Hari ini, Selasa 09 Juli 2024 pukul 08.00 usia pernikahan kami genap setengah abad.
Setengah abad bukan sebentar, ya. Namun, setelah dijalani waktu berlalu begitu cepat. Rasanya baru kemarin jadi pengantin pakai sunting adat Minang plus kaca mata hitam. Disuruh juru rias makan sirih yang telah dibacakan mantra. Selain untuk pemerah bibir, katanya biar anak daro (mempelai wanita) kelihatan manis. Ha ha ....
Sayangnya tiada dokumen yang diabadikan selain Surat Nikah. Maklum zaman itu, dalam satu kecamatan belum tentu ada satu orang yang punya tustel pribadi.
Perjuangan Bertahan ke Titik 50
Saya menikah saat umur 21 tahun. Tergolong gadis tua menurut orang kampungku pada zamannya. Sementara suami 23 tahun.
Kami sama-sama lulus SLTA, belum punya pekerjaan, masih numpang makan sama orang tua.

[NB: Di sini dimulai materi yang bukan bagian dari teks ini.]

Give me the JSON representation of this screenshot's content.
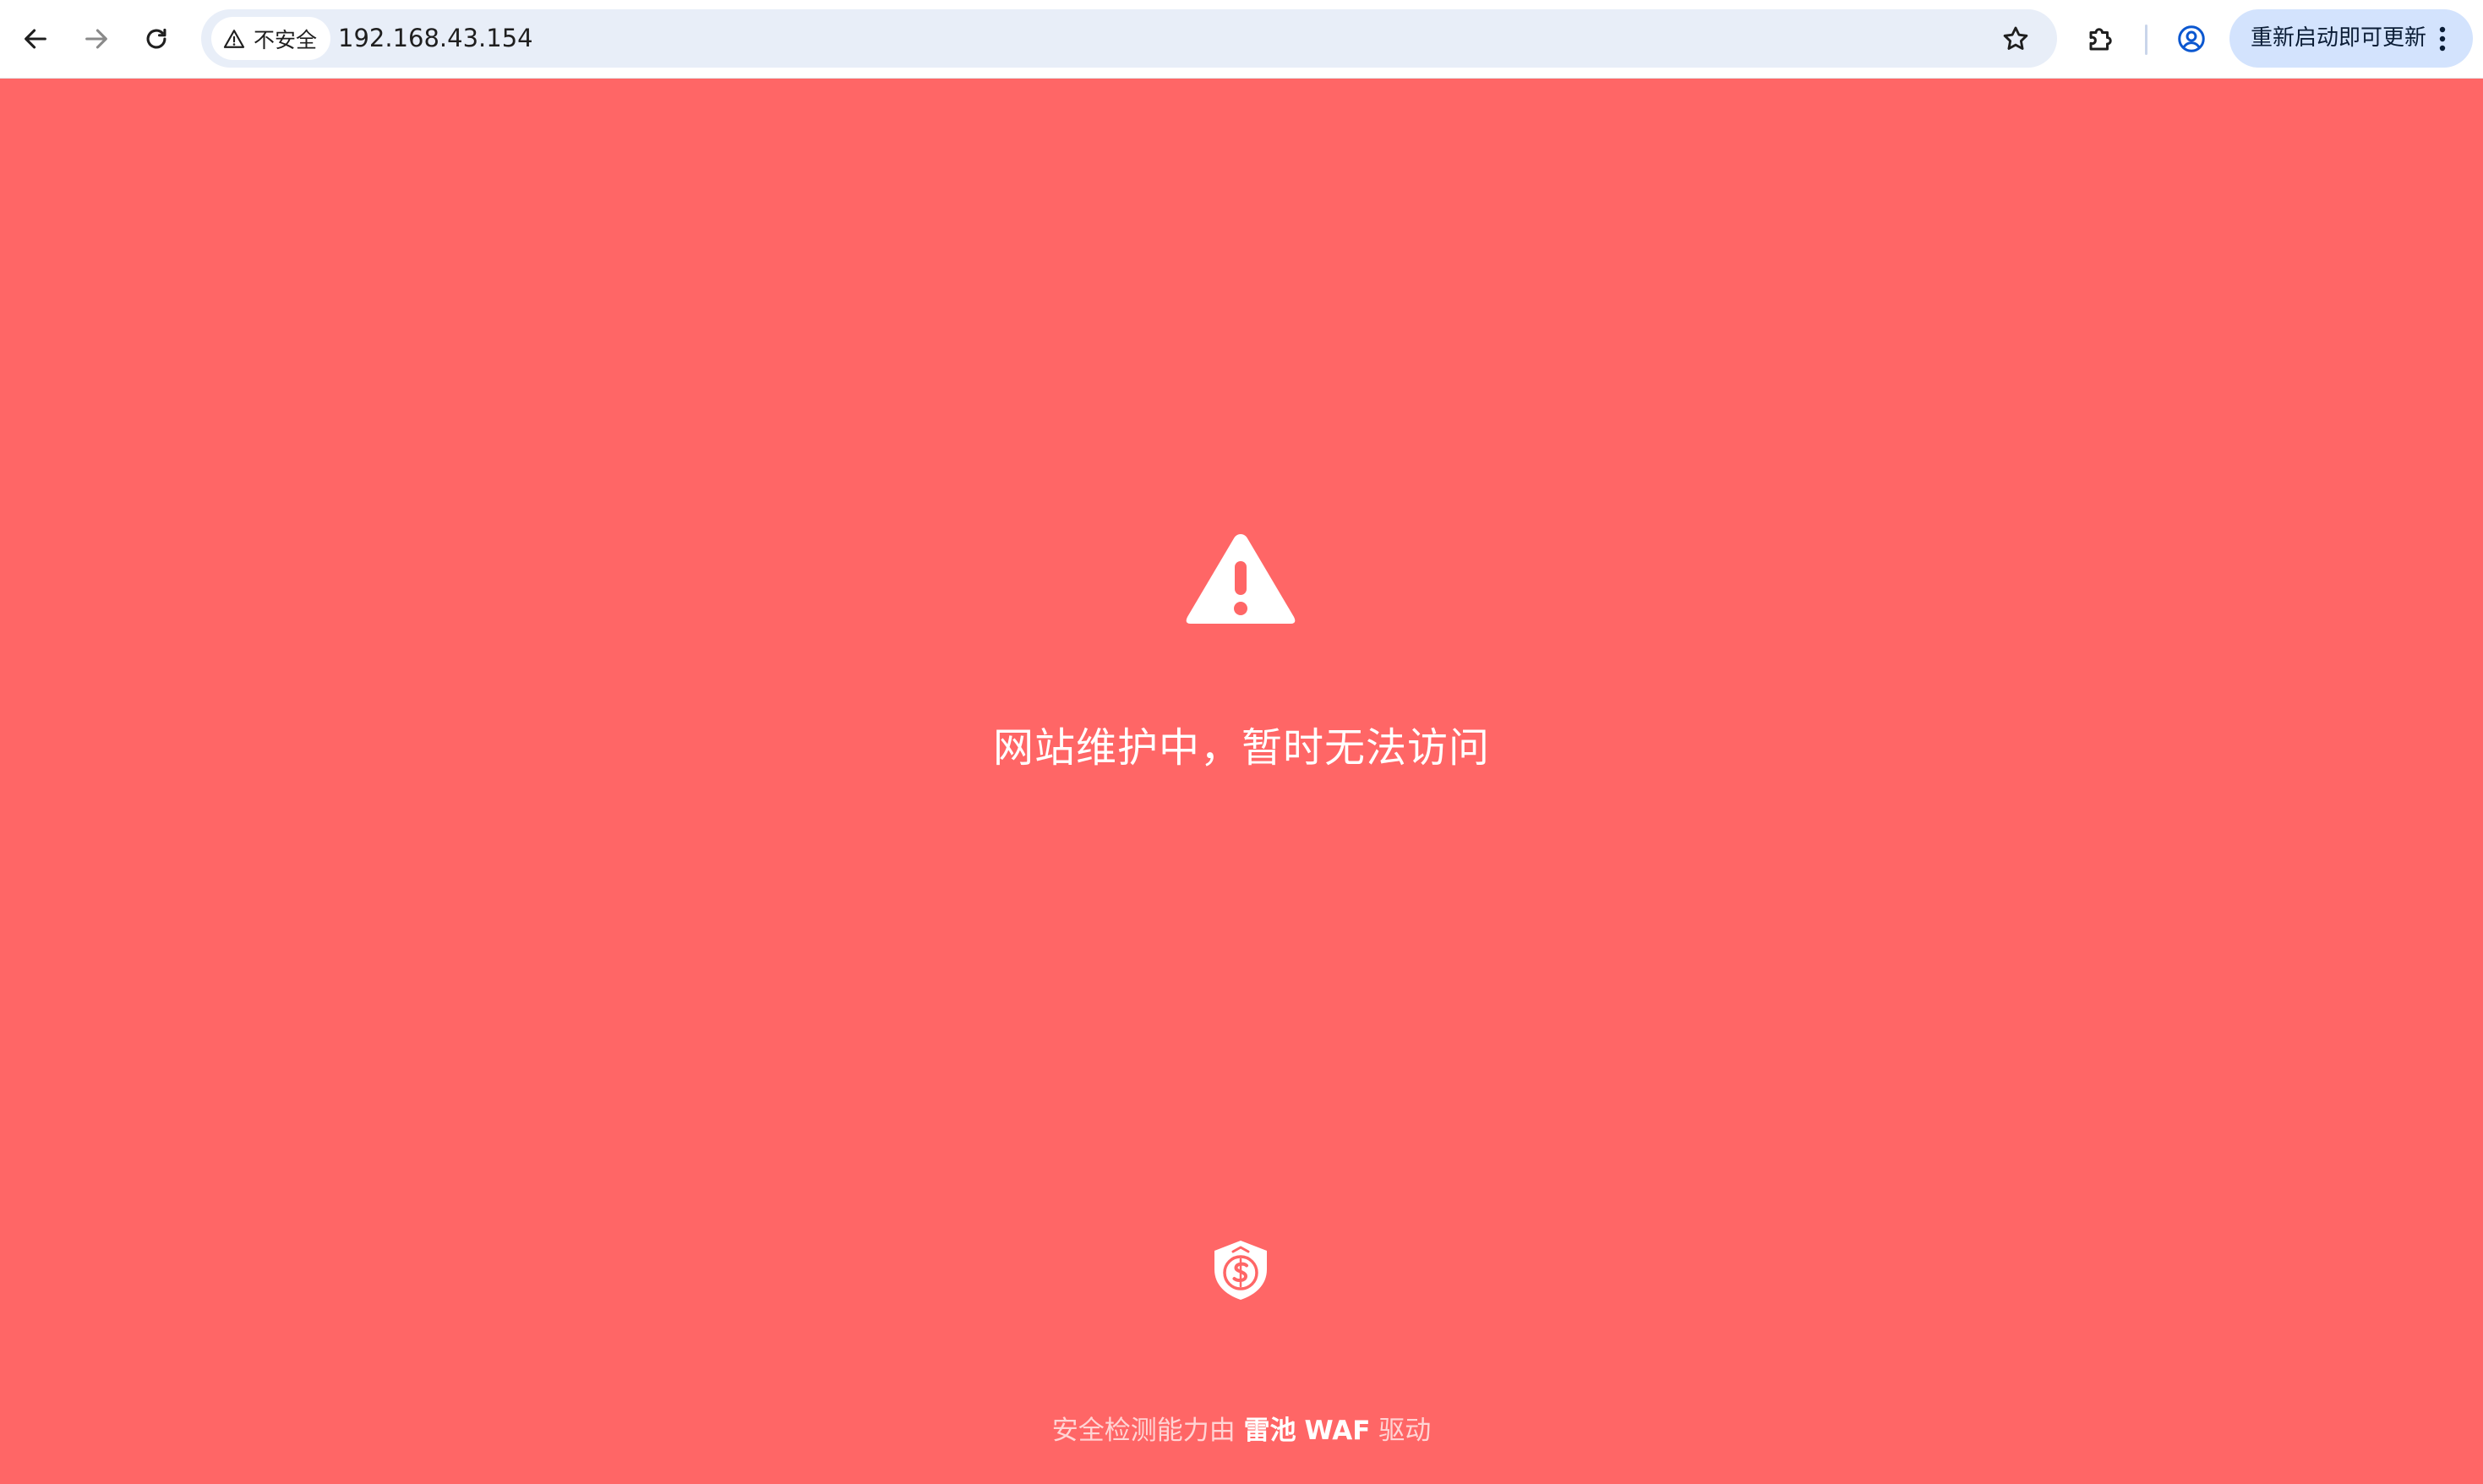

Untuk bertahan sampai ke titik 50 ini bukan perkara mudah. Rumah tangga kami diawali dengan bejibun guncangan. Mulai kesulitan ekonomi, sampai ke kesulitan beradaptasi, dan lain sebagainya.
Memilih Hidup Mandiri
Seminggu pasca menikah kami keluar dari rumah orangtua. Numpang di rumah usang milik almarhum ayahanda suami, yang belasan tahun tidak dihuni. Tetapi masih layak untuk ditempati versi kami. Hal ini sesuai kesepakatan awal ingin hidup mandiri.
Di sana kami buka warung kopi dan barang harian kecil-kecilan. Setiap pagi saya bangun pukul empat menyiapkan gorengan dan jajanan lain untuk dijual.

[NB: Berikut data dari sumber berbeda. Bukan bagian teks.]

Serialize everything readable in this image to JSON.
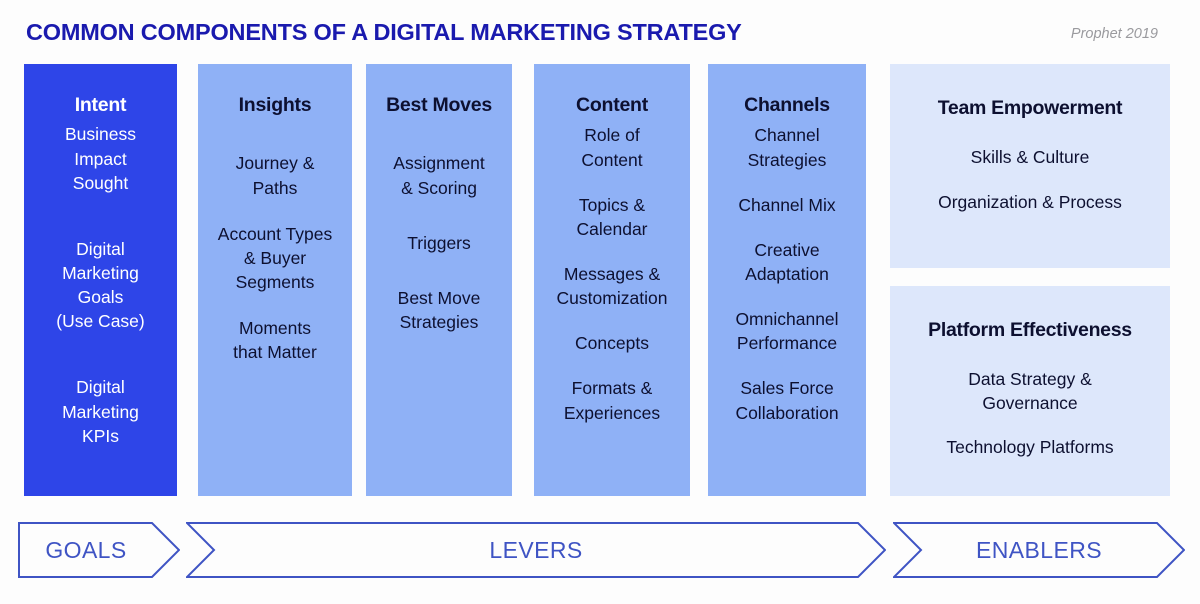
{
  "header": {
    "title": "COMMON COMPONENTS OF A DIGITAL MARKETING STRATEGY",
    "attribution": "Prophet 2019",
    "title_color": "#1a1aae",
    "attribution_color": "#9a9a9e"
  },
  "colors": {
    "goal_fill": "#2e45e8",
    "lever_fill": "#8fb1f6",
    "enabler_fill": "#dde7fb",
    "arrow_stroke": "#3f54c4",
    "arrow_label": "#3f54c4",
    "dark_text": "#0d1030",
    "light_text": "#ffffff"
  },
  "columns": [
    {
      "key": "intent",
      "kind": "goal",
      "heading": "Intent",
      "items": [
        "Business\nImpact\nSought",
        "Digital\nMarketing\nGoals\n(Use Case)",
        "Digital\nMarketing\nKPIs"
      ]
    },
    {
      "key": "insights",
      "kind": "lever",
      "heading": "Insights",
      "items": [
        "Journey &\nPaths",
        "Account Types\n& Buyer\nSegments",
        "Moments\nthat Matter"
      ]
    },
    {
      "key": "best-moves",
      "kind": "lever",
      "heading": "Best Moves",
      "items": [
        "Assignment\n& Scoring",
        "Triggers",
        "Best Move\nStrategies"
      ]
    },
    {
      "key": "content",
      "kind": "lever",
      "heading": "Content",
      "items": [
        "Role of\nContent",
        "Topics &\nCalendar",
        "Messages &\nCustomization",
        "Concepts",
        "Formats &\nExperiences"
      ]
    },
    {
      "key": "channels",
      "kind": "lever",
      "heading": "Channels",
      "items": [
        "Channel\nStrategies",
        "Channel Mix",
        "Creative\nAdaptation",
        "Omnichannel\nPerformance",
        "Sales Force\nCollaboration"
      ]
    }
  ],
  "enablers": [
    {
      "key": "team-empowerment",
      "heading": "Team Empowerment",
      "items": [
        "Skills & Culture",
        "Organization & Process"
      ]
    },
    {
      "key": "platform-effectiveness",
      "heading": "Platform Effectiveness",
      "items": [
        "Data Strategy &\nGovernance",
        "Technology Platforms"
      ]
    }
  ],
  "arrows": [
    {
      "key": "goals",
      "label": "GOALS"
    },
    {
      "key": "levers",
      "label": "LEVERS"
    },
    {
      "key": "enablers",
      "label": "ENABLERS"
    }
  ]
}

Dagangan kami laris manis. Hal ini didukung posisi warung di sebelah SD. Pagi-pagi, kami melayani bapak-bapak ngopi sekalian menyantap kue basah atau roti. Setelah mereka bubar, rombongan anak SD sarapan lontong, menjelang bel masuk berbunyi.
Bangkrut karena Diutangi
Masa jaya kami berlangsung kurang dari satu tahun. Setelah itu, usaha kami berangsur bangkrut karena diutangi. Setelah minum atau minta diambilin barang, oknum pengutangnya bilang begini, "Dicatat dulu ya. Besok bayar."
Sekali dua kali jujur. Setelah itu mereka belanja di tempat lain. Lewat di depan warung kami seperti tidak kenal. Lama-lama dia datang lagi, belanja lagi ngutang lagi. Entah dia lupa dengan utang lama atau pura-pura lupa. Allahu A'lam bish shawab.
Oknum begini memang tak banyak, tetapi tidak tertutupi oleh keuntungan yang kami peroleh.
Gagal Panen
Dalam masa bersamaan, suami menanam kacang tanah sebanyak satu karung bibit. Jangankan beruntung, modal pun buntung. Turun ke sawah gagal panen karena salah penggunaan pupuk.
Kondisi kami semakin tidak pasti. Kelahiran anak pertama kian dekat, kami tidak punya tabungan. Sering saya merenung dan menangis sendirian.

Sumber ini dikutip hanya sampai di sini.